Thursday, January 19, 2006

Transfer-Wk 11,Thurs.-Word Switching

What is “Word Switching”?

Unfortunately there is no entry for “word switching” on wikipedia.org to plagiarize in its entirety. But I did find the following in the “Avoidance” section, in the entry for “Stutter”.

“When stuttering, stutterers will often use nonsense syllables or less-appropriate (but easier to say) words to ease into the flow of speech. … “

“As stutterers often resort to word substitution in order to avoid stuttering, some develop an entire vocabulary of easy-to-pronounce words in order to maintain fluent speech—sometimes so well that no one, not even their spouses or friends, know that they have a stutter. Stutterers who successfully use this method are called "covert stutterers" or "closet stutterers". While they do not actually stutter in speech they nevertheless suffer greatly from their speech disorder. The extra effort it takes to scan ahead for feared words or sounds is stressful, and the replacement word is usually not as adequate a choice as the stutterer originally intended. Famously, some stutterers drastically limit their options when dealing with employees at given establishments; only eating cheeseburgers at fast-food restaurants, ordering toppings they do not like on pizzas, or getting a style of haircut they do not want as a by-product of their inability to pronounce certain words. Some stutterers have even changed their own given name because it contains a difficult-to-pronounce sound and frequently leads to embarrassing situations.”

Source : Wikipedia.org

When I started my therapy, I was given a questionnaire about my current stutter. One of the questions asked if I word switched; I replied that I did not word switch. I also maintained this position in conversations about stuttering.

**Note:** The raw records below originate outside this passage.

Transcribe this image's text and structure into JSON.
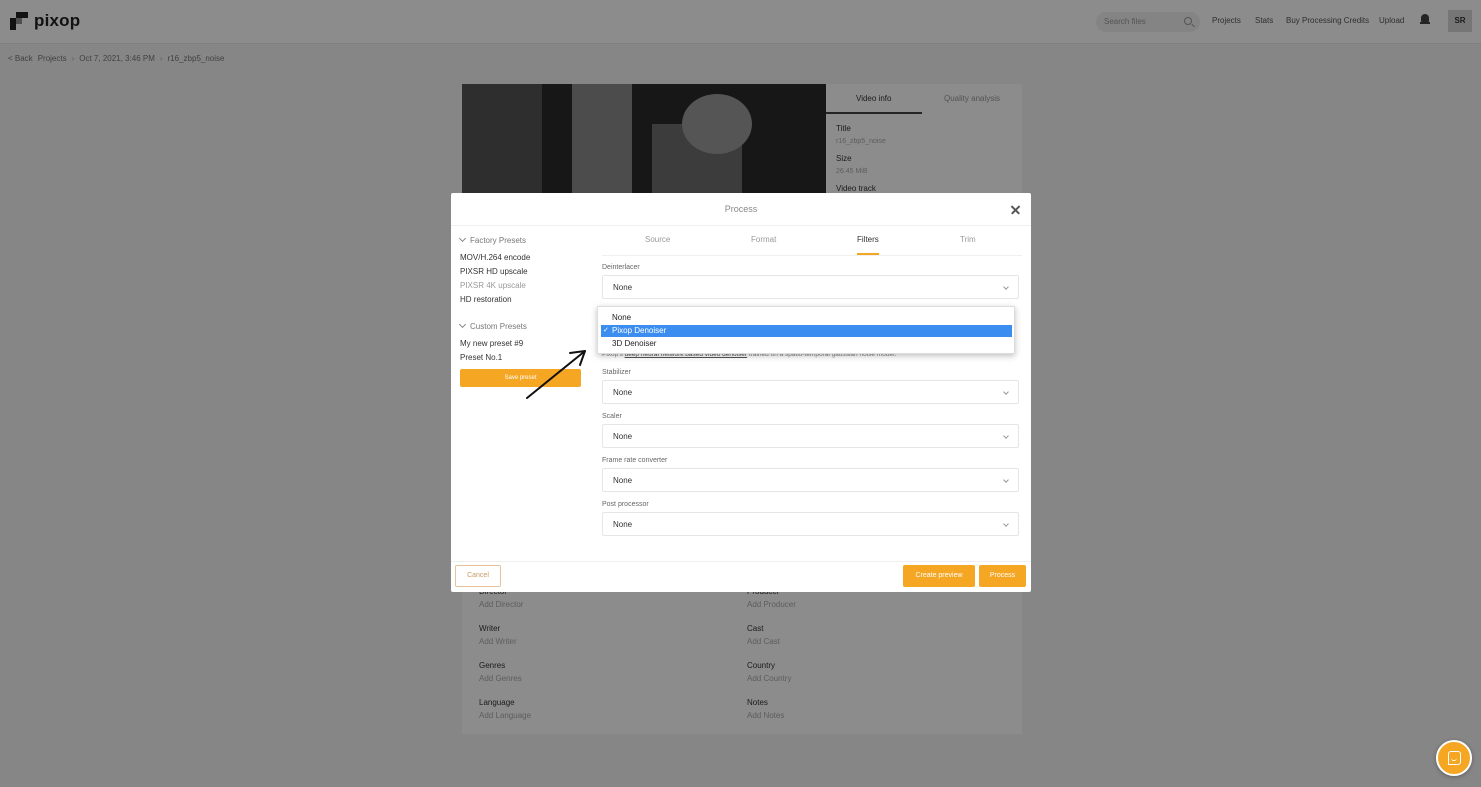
{
  "topbar": {
    "logo_text": "pixop",
    "search_placeholder": "Search files",
    "nav": [
      "Projects",
      "Stats",
      "Buy Processing Credits",
      "Upload"
    ],
    "avatar_initials": "SR"
  },
  "breadcrumb": [
    "< Back",
    "Projects",
    "Oct 7, 2021, 3:46 PM",
    "r16_zbp5_noise"
  ],
  "info_panel": {
    "tabs": [
      "Video info",
      "Quality analysis"
    ],
    "fields": [
      {
        "label": "Title",
        "value": "r16_zbp5_noise"
      },
      {
        "label": "Size",
        "value": "26.45 MiB"
      },
      {
        "label": "Video track",
        "value": ""
      }
    ]
  },
  "metadata": [
    {
      "label": "Director",
      "value": "Add Director"
    },
    {
      "label": "Producer",
      "value": "Add Producer"
    },
    {
      "label": "Writer",
      "value": "Add Writer"
    },
    {
      "label": "Cast",
      "value": "Add Cast"
    },
    {
      "label": "Genres",
      "value": "Add Genres"
    },
    {
      "label": "Country",
      "value": "Add Country"
    },
    {
      "label": "Language",
      "value": "Add Language"
    },
    {
      "label": "Notes",
      "value": "Add Notes"
    }
  ],
  "modal": {
    "title": "Process",
    "factory_presets_title": "Factory Presets",
    "factory_presets": [
      "MOV/H.264 encode",
      "PIXSR HD upscale",
      "PIXSR 4K upscale",
      "HD restoration"
    ],
    "custom_presets_title": "Custom Presets",
    "custom_presets": [
      "My new preset #9",
      "Preset No.1"
    ],
    "save_preset_label": "Save preset",
    "tabs": [
      "Source",
      "Format",
      "Filters",
      "Trim"
    ],
    "active_tab": "Filters",
    "fields": [
      {
        "label": "Deinterlacer",
        "value": "None"
      },
      {
        "label": "Stabilizer",
        "value": "None"
      },
      {
        "label": "Scaler",
        "value": "None"
      },
      {
        "label": "Frame rate converter",
        "value": "None"
      },
      {
        "label": "Post processor",
        "value": "None"
      }
    ],
    "denoiser_dropdown": {
      "options": [
        "None",
        "Pixop Denoiser",
        "3D Denoiser"
      ],
      "selected": "Pixop Denoiser",
      "check": "✓"
    },
    "denoiser_description": {
      "prefix": "Pixop's",
      "link": "deep neural network based video denoiser",
      "suffix": "trained on a spatio-temporal gaussian noise model."
    },
    "cancel_label": "Cancel",
    "preview_label": "Create preview",
    "process_label": "Process"
  },
  "colors": {
    "accent": "#f5a623",
    "selection": "#3b8ef0"
  }
}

Basically, my position was that I used to word switch, but hadn’t for many years. And why bother since I stutter on everything anyway.

But near the end of my therapy, during my heightened awareness of the events between my lungs and lips; I noticed that I was constantly attempting to word switch! Constantly!

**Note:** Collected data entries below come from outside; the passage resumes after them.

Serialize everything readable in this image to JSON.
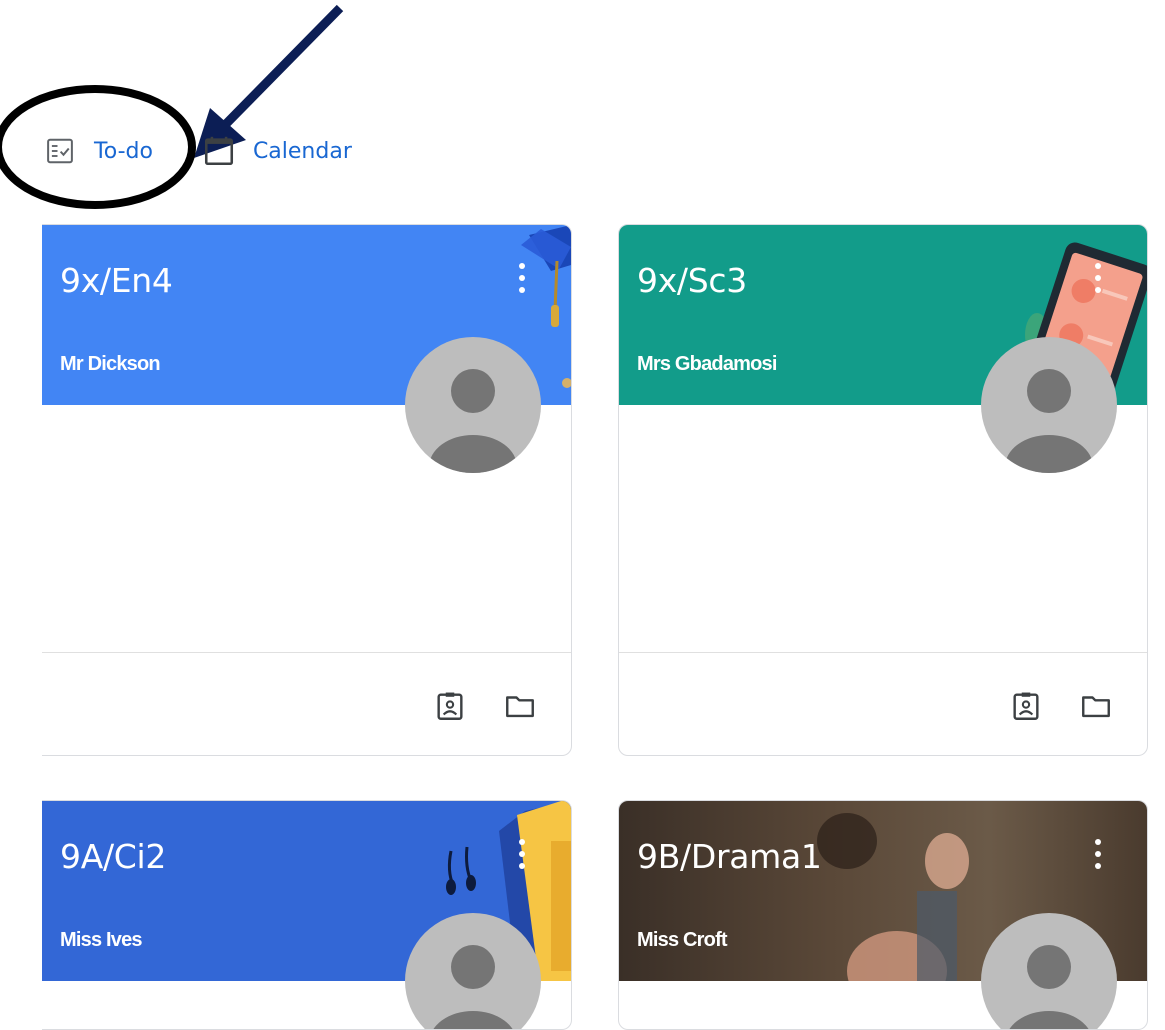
{
  "nav": {
    "todo_label": "To-do",
    "calendar_label": "Calendar",
    "link_color": "#1967d2"
  },
  "annotations": {
    "highlight_shape": "ellipse",
    "highlight_color": "#000000",
    "arrow_color": "#0c1e55"
  },
  "classes": [
    {
      "name": "9x/En4",
      "teacher": "Mr Dickson",
      "banner_color": "#4285f4",
      "theme": "graduation-cap-art",
      "icons": [
        "more-vert-icon",
        "assignment-icon",
        "folder-icon"
      ]
    },
    {
      "name": "9x/Sc3",
      "teacher": "Mrs Gbadamosi",
      "banner_color": "#129c8a",
      "theme": "phone-science-art",
      "icons": [
        "more-vert-icon",
        "assignment-icon",
        "folder-icon"
      ]
    },
    {
      "name": "9A/Ci2",
      "teacher": "Miss Ives",
      "banner_color": "#3367d6",
      "theme": "notebook-earphones-art",
      "icons": [
        "more-vert-icon"
      ]
    },
    {
      "name": "9B/Drama1",
      "teacher": "Miss Croft",
      "banner_color": "#4a3b2e",
      "theme": "theatre-photo-art",
      "icons": [
        "more-vert-icon"
      ]
    }
  ]
}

Actually, my word switching was so bad that saying the correct word felt wrong at a gut level.

Not only that; but I later realized that I was word switching in mid-word and even mid-syllable!

Check this out … it’s a recording of one of my phone transfers where I reverted back to my old pattern. Fortunately it only took me 3-4 seconds to recover, versus the pre-therapy probable inability to recover.

Click here to listen

What the heck was that????

What happened at “Thank You”????

That’s not stuttering!

But that is what my speech pattern has become in the past 5-10 years. A whole lot of that mess! That reduces job searches to a series of resume emails, initial phone calls, and no interviews! It’s not a st-st-stutter.

That’s what my entire speech used to be! From picking up the phone and saying ‘Yes?’ (I haven’t been able to say ‘Hello’ for 25 years) till the caller hangs up.

So what the heck was that?

That, my friend, was a very unsuccessful, mid-syllable, word switch.

Let’s break it down:
I started off saying “Thank You”
It was going nowhere, so I switched to “Ok, Thank You”
Since that also failed, I tried “Ah, Ok, Thank You”
That failed, so I reverted back to “Ok, Thank You” and began switching between “Ah…” and “Ok…”

So the final result was something like “Ohhaaaaaooooooaaaaaaooooooaaaaaaaooooaaaaaoooook thank you”

And that was mild compared to what I used to do.

But, it was an incredible relief when I figured it out … it was an epiphany into my problem! I still have a regular stutter; it’s not an early symptom of some upcoming mental illness. And it’s not a newly developed stuttering pattern, that somebody will coin the “MacIntyre Effect”!

Bottom line; if I control my fluency, that thing is history.

Word switching may also explain a problem I started having about 6 years ago, where I would often switch a very important word for another, which usually made no sense in the context. Could it be that I was focusing so much on the difficulty I was having speaking, and not enough on the content, that an unconscious word switch was making my sentence meaningless?

But lets get down to brass tacks; what happened to cause the above mid-syllable word switch? Why did I feel the need to word switch at all? Lets talk targets … what did I do which was inconsistent with my therapy?

Well first off, I was not stretching syllables to a rate where I felt control, that’s obvious. The fact that I couldn’t say “Thank” leads me to believe I may have missed the gentle onset target on the ‘a’ after the silent ‘th’. And there was a possible missed slow change target moving from the ‘th’ to ‘a’.


Not meant as advice, please find a qualified therapist if you are interested in similar therapy.